La 24e édition du Dialogue de Shangri-La, qui s'est tenue à Singapour fin mai 2026, a mis en lumière une tendance lourde : l'Asie-Pacifique s'engage résolument dans une politique de réarmement. Organisé chaque année depuis 2002 par l'International Institute for Strategic Studies (IISS), cet événement rassemble des ministres de la Défense, des responsables militaires et des experts en sécurité du monde entier. Plusieurs intervenants ont souligné que la détérioration de l'environnement sécuritaire régional appelle une réponse principalement axée sur le renforcement des capacités militaires.
Un contexte de multiplication des conflits
Avant même l'ouverture du forum, le Premier ministre singapourien Lawrence Wong avait averti que « dans ce monde transformé, la volatilité va augmenter – nous allons faire face à tempête après tempête ». Les faits lui ont donné raison : depuis mai 2025, une brève guerre a opposé l'Inde et le Pakistan. Le conflit entre la Thaïlande et le Cambodge ne s'est achevé qu'en décembre 2025. En février 2026, les affrontements récurrents entre le Pakistan et l'Afghanistan ont connu une nouvelle intensité avec des frappes aériennes pakistanaises. La guerre civile au Myanmar se poursuit, et les tensions dans le golfe de Chine méridionale sont régulières. Taïwan reste une source d'incertitude majeure.

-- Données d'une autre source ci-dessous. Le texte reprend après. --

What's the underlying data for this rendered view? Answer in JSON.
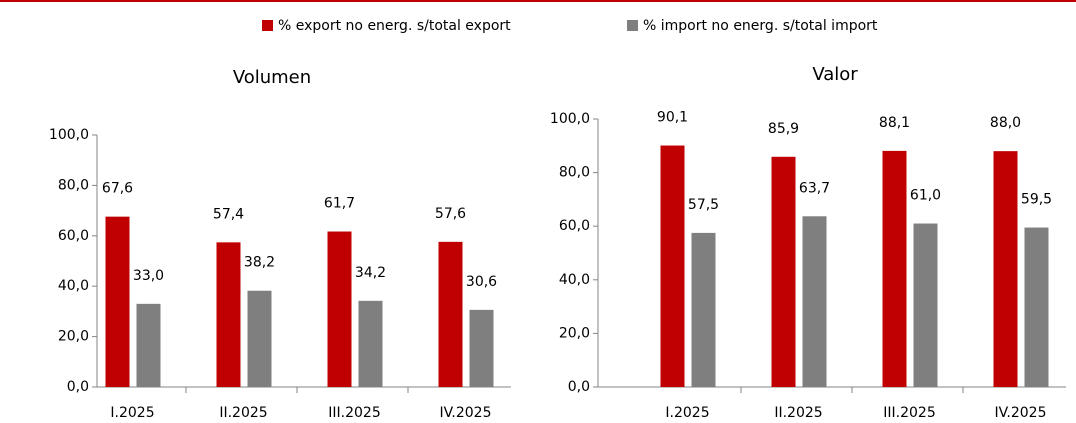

Mais surtout, la rivalité croissante entre Washington et Pékin a constitué le fil rouge des discussions. La montée en puissance rapide de l'armée chinoise modifie l'équilibre des forces dans la région. Dans le rapport annuel de l'IISS, Evan A. Laksmana, chercheur principal pour la sécurité et la défense en Asie du Sud-Est, a résumé la situation : « Les États de la région – qu'ils soient grands, moyens ou petits – ne peuvent échapper à cet environnement sécuritaire qui se détériore. »
Le développement comme complément à la sécurité
Le président vietnamien et secrétaire général du Parti, Tô Lâm, a ouvert la conférence vendredi soir par un discours soulignant que la concurrence entre les États est naturelle, mais qu'elle doit être encadrée. « Le principe fondamental est de gérer les différences dans le cadre d'un système juridique, pour rendre la concurrence limitée, responsable et prévisible. Un ordre régional durable ne peut pas reposer sur une peur constante et une méfiance mutuelle. » Il a également insisté sur le lien étroit entre développement et sécurité : « Pour de nombreux pays, le développement n'est pas une option secondaire après la sécurité. »
Le vice-Premier ministre et ministre de la Défense australien, Richard Marles, a explicitement approuvé cette vision : « La sécurité est totalement liée au développement. Là où il y a prospérité et développement humain, cela contribue en soi à la stabilité et à la paix. Lorsque tout cela est remis en question, on obtient volatilité et instabilité. »
Des budgets militaires en forte hausse
Cependant, la réponse privilégiée au sein du Dialogue de Shangri-La face à la détérioration sécuritaire n'a pas été principalement celle du développement, mais bien celle du réarmement. Selon l'Institut international de recherche sur la paix de Stockholm (SIPRI), les dépenses militaires en Asie-Pacifique ont augmenté de 8,1 % en 2025 pour atteindre 681 milliards de dollars.
Le secrétaire à la Défense américain, Pete Hegseth, a jugé ce niveau insuffisant. Dans un discours très attendu samedi, il a annoncé que les États-Unis allaient bientôt consacrer 1 500 milliards de dollars à la défense et a invité tous les alliés américains en Asie à investir davantage dans leur propre sécurité. « Un équilibre des forces favorable exige des capacités », a-t-il déclaré, appelant à une augmentation des efforts.
Une dynamique qui interroge
Si les participants ont reconnu l'urgence de renforcer leurs capacités défensives, plusieurs voix se sont élevées pour rappeler que le développement économique et la coopération régionale demeurent des piliers essentiels de la stabilité. Le débat entre priorité au réarmement et maintien d'une approche équilibrée reliant sécurité et prospérité a traversé l'ensemble du forum. La prochaine édition du Dialogue de Shangri-La, en 2027, permettra d'évaluer si cette course aux armements se poursuit ou si des mécanismes de maîtrise des tensions émergent.